We have given ourselves state health and welfare benefits which are becoming unaffordable as the balance of global wealth tilts sharply away from the West towards Asia. We do not face absolute poverty, but it is essential to moderate state spending before fiscal disaster ruins our children’s futures.
Every electorate in the developed world resists cutbacks. France, in particular, has become almost ungovernable, as vested interests take to the streets to fight every encroachment on cherished privileges.
What is different in Britain is that Cameron’s Tories occupy as politically powerful a position as any government we are likely to have for decades.
The Labour opposition is almost moribund. There is never a right time to do unpopular things, but with more than four years before the next general election, Osborne and Cameron could and should be making a start on curbing the ever-ballooning costs of the NHS and the welfare system.
They can have a good argument about whether they begin by imposing a small charge for GP visits, to deter time-wasters, or by means-testing some drugs and treatments.
But it does not require a public school education to see that ring-fencing the health service from all budget cuts — not to mention doing the same for overseas aid — is crazy and unsustainable.
Something has got to be done some time — and if not now, when? Unfortunately, even tragically, George Osborne flagged his intentions, and his motives, in last autumn’s spending review.
He proposes to run the Treasury from now until David Cameron quits chiefly with an eye on securing the succession for himself. He is making policy as an aspiring prime minister, his economic programme shorn of fiscal objectivity and a noble aspiration to reform Britain in the long term.
This may be the way politicians behave, but it is not the way statesmen do.
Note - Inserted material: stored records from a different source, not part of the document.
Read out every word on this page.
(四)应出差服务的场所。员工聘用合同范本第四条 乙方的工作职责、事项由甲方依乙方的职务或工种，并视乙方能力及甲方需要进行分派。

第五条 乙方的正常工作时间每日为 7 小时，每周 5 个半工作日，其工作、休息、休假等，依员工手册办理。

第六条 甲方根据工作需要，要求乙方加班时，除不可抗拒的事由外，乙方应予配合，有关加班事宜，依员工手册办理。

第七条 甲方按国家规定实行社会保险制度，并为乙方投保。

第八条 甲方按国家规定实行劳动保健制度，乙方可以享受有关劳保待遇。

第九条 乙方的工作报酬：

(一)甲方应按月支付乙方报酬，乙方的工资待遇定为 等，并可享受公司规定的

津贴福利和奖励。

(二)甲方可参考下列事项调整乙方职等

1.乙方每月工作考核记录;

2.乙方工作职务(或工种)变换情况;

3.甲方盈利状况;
If I was a personal friend of Osborne, I would counsel him thus: you are an extremely able man, who since 2010 has done well by Britain. Justly or not, however, you lack the gift of making yourself liked. You are probably the fittest man to be the next prime minister, but you are unlikely to get the job.
You have a chance instead to earn the historic gratitude of the British people by doing hard things that need to be done. You can show yourself to be a Chancellor of real integrity, in the mould of men such as Geoffrey Howe and Ken Clarke.
Osborne gabbled through much of his speech yesterday. Our attention was distracted in every TV shot by the proximity of Theresa May’s cleavage. Perhaps this was prearranged to prevent us from noticing how petty were most of the Budget measures
Yesterday, instead, was a missed opportunity, just as was the last spending review. Osborne cheapened himself by using his platform to claim that Brexit from Europe will damage the economy. We know he believes this, but the Budget speech was not the moment to make such a divisive point.
The Chancellor will further damage his hard-earned reputation if he chooses to follow David Cameron in addressing government as an endless succession of tactical issues, bereft of higher or longer-term purpose.
The above is written in sorrow. It is because George Osborne is capable of great things that it is dismaying to see him immerse himself in small ones, chiefly related to his own future.
He proudly declared yesterday ‘we choose to put the next generation first’. If he was serious about that, however, he would recognise that checking the careering juggernauts of health and welfare spending, and our consequent future indebtedness, are vastly more important than freezing fuel duty.
‘We are the builders,’ he said, announcing yet another railway for his fantasy ‘Northern Powerhouse’. But he would seem more deserving of our respect if he set about putting Britain on a path to long-term solvency, instead of merely papering over the yawning cracks in the nation’s finances.